親和性進行度
クルークの機嫌がさらに悪化していた。
「……」
「……クルーク」
「……」
いくら呼びかけても、クルークは本から顔をあげようとしない。
その表情は険しく眉間にはシワがくっきり刻まれたままである。
これまでもクルークの機嫌が悪くなることは何度もあった。でも彼は怒りが持続しないタイプらしく、長くても翌日には立ち直っていた。
だから、今回もきっとそうだと思っていた。
思っていたのに。
どうして怒ってるんだろう。
どうしたら、いつもみたいに話してくれるだろう。
そういえば私、最近はあいつを中心にしたメンバーで戦っていたから、クルークの声あんまり聞いてないや。

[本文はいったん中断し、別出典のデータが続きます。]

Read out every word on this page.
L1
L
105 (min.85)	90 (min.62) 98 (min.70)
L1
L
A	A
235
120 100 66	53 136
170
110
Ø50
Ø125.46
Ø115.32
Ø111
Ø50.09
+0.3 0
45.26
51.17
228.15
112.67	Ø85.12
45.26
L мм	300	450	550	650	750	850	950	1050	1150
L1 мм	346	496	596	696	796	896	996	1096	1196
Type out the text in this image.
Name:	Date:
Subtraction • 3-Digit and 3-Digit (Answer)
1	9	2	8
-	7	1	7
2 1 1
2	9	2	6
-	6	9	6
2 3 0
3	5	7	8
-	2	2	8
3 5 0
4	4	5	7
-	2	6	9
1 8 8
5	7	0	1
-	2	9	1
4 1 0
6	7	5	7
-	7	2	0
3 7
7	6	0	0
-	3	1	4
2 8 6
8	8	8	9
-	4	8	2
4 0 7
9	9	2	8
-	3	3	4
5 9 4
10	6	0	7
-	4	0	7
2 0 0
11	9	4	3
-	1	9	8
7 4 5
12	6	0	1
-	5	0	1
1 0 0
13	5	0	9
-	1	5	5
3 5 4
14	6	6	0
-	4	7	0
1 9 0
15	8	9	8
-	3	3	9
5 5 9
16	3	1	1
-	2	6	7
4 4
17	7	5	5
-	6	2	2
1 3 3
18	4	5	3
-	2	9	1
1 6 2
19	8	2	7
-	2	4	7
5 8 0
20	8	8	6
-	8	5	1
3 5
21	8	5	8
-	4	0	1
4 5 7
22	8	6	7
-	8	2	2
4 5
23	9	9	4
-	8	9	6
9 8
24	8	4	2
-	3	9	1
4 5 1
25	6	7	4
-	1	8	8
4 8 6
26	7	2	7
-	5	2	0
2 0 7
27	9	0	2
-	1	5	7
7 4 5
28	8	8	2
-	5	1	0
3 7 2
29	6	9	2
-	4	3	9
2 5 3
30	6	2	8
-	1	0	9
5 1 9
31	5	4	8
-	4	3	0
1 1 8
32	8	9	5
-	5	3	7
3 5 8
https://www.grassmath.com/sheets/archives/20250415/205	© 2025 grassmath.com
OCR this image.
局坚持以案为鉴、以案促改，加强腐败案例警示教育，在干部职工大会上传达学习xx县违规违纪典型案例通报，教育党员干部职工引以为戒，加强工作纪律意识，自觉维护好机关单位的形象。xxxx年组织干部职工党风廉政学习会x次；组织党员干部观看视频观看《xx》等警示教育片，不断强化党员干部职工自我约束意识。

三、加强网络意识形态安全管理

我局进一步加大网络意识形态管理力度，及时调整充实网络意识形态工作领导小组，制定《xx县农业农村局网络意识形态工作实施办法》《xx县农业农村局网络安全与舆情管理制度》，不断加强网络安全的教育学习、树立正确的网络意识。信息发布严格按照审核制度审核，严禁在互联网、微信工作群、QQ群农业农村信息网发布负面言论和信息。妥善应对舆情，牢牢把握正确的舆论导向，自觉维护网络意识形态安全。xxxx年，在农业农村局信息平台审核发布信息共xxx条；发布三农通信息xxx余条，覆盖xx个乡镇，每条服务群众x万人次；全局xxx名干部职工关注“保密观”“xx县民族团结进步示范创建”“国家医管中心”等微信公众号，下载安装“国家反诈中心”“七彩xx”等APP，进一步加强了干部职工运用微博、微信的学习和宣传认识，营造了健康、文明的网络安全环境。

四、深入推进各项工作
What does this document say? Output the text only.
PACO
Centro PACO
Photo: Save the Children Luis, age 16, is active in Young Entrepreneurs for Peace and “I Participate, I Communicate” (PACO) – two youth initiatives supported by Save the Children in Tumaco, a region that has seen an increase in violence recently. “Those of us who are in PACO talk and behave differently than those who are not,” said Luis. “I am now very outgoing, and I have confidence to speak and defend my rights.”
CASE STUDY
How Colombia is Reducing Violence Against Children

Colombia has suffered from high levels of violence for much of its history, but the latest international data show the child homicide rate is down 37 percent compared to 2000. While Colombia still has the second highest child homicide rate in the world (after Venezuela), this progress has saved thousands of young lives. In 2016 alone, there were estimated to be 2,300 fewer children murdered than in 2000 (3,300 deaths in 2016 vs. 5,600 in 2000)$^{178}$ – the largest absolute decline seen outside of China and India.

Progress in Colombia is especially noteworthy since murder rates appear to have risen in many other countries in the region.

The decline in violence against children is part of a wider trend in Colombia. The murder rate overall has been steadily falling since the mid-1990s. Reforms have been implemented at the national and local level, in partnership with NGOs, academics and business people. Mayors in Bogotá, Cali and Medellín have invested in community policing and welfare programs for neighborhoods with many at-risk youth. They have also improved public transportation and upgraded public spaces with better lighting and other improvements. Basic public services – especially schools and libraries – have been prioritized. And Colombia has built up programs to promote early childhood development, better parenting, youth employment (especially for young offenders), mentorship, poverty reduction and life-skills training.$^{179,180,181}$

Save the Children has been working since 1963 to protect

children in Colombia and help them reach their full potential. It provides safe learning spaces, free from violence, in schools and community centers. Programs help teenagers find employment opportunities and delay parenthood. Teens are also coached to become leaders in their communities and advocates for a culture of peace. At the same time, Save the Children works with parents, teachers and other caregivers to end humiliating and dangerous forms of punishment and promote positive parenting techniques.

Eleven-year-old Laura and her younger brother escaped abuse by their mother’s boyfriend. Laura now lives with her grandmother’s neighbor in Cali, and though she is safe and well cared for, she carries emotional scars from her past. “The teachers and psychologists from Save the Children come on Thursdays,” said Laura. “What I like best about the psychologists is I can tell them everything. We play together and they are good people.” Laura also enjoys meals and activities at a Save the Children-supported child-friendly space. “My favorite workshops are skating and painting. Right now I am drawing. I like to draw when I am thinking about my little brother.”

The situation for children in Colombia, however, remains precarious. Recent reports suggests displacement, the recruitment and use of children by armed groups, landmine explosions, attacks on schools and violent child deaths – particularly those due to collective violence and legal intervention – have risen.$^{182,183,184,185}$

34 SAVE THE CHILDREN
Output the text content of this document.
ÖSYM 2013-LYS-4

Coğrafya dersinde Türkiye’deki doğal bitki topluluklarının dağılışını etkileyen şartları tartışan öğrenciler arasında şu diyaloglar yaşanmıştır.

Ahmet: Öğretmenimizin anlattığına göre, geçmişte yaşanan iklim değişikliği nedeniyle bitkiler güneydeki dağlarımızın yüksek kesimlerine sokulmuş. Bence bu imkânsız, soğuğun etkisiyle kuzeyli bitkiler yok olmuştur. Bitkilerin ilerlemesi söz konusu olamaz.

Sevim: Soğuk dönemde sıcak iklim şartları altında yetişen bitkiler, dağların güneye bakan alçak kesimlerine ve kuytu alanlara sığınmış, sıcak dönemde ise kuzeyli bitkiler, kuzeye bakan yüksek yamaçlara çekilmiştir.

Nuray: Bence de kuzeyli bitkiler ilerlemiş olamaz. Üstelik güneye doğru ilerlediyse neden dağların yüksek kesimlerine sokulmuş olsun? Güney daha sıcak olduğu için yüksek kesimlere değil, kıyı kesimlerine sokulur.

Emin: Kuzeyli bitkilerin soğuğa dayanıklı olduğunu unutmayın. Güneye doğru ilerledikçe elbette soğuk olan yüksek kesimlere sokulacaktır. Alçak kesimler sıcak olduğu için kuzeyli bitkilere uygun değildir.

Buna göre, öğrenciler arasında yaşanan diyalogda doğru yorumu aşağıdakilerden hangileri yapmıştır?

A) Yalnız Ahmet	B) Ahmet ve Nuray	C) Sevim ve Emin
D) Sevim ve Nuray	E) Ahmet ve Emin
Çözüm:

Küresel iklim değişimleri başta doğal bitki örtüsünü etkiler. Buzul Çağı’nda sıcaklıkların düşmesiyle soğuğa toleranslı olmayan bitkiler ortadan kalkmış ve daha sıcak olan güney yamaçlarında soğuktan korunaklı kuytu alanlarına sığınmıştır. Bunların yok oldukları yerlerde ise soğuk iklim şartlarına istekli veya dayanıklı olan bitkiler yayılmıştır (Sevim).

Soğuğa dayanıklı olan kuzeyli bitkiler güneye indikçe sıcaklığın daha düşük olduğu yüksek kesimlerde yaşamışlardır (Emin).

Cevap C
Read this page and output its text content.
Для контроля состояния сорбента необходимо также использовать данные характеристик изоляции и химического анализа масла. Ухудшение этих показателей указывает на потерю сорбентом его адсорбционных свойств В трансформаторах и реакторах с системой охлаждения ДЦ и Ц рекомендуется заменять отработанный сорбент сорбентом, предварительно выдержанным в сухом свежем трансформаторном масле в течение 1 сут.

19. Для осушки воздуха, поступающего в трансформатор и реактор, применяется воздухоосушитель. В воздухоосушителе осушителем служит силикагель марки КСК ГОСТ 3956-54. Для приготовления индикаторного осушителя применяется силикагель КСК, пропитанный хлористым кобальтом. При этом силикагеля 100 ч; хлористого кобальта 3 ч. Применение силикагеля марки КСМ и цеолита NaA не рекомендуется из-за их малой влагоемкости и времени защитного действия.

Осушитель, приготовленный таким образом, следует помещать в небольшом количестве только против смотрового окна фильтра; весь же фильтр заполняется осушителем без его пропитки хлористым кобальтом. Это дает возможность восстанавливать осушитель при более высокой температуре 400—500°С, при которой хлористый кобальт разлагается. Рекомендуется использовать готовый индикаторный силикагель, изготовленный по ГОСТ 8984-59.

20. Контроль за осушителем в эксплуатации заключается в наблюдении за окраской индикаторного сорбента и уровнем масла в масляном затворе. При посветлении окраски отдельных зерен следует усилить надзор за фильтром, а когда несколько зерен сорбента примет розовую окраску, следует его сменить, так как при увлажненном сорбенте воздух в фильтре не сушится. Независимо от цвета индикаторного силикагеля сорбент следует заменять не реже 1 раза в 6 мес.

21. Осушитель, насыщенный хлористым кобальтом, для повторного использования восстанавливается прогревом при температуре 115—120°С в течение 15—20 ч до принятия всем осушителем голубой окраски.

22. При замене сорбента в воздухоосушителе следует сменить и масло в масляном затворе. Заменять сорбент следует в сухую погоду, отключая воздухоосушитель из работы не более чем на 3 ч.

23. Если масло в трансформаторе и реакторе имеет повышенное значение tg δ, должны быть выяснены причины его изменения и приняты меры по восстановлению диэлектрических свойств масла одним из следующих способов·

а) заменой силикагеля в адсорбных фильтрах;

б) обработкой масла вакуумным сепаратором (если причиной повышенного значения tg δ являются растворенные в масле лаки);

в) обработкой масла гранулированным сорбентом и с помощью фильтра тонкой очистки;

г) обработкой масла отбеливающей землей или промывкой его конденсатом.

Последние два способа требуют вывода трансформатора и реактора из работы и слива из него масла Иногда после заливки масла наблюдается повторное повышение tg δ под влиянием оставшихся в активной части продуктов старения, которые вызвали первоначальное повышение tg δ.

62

最後に聞いた声は怒鳴り声だったから、ちゃんとした話をしたのはいつだっけ。
あれ、私、思い出せない。
「――おい!どうしたんだよ!」
クルークの慌てた声ではっとする。
私は、泣いていた。涙が頬を伝うまで気づかなかった。
でも悲しくはなかった。いや、さっきまでは確かに悲しかったが、私は、
「やっとクルークの声、聞けた」
だから、もうそれでいいや。
笑顔になった私を見て、クルークは視線をそらした。
「さっき泣いたカラスがなんとやら、だな……全くキミという奴は」
そうは言いつつ、先ほどよりは雰囲気が柔らかくなったのに、私はしっかり気づいていた。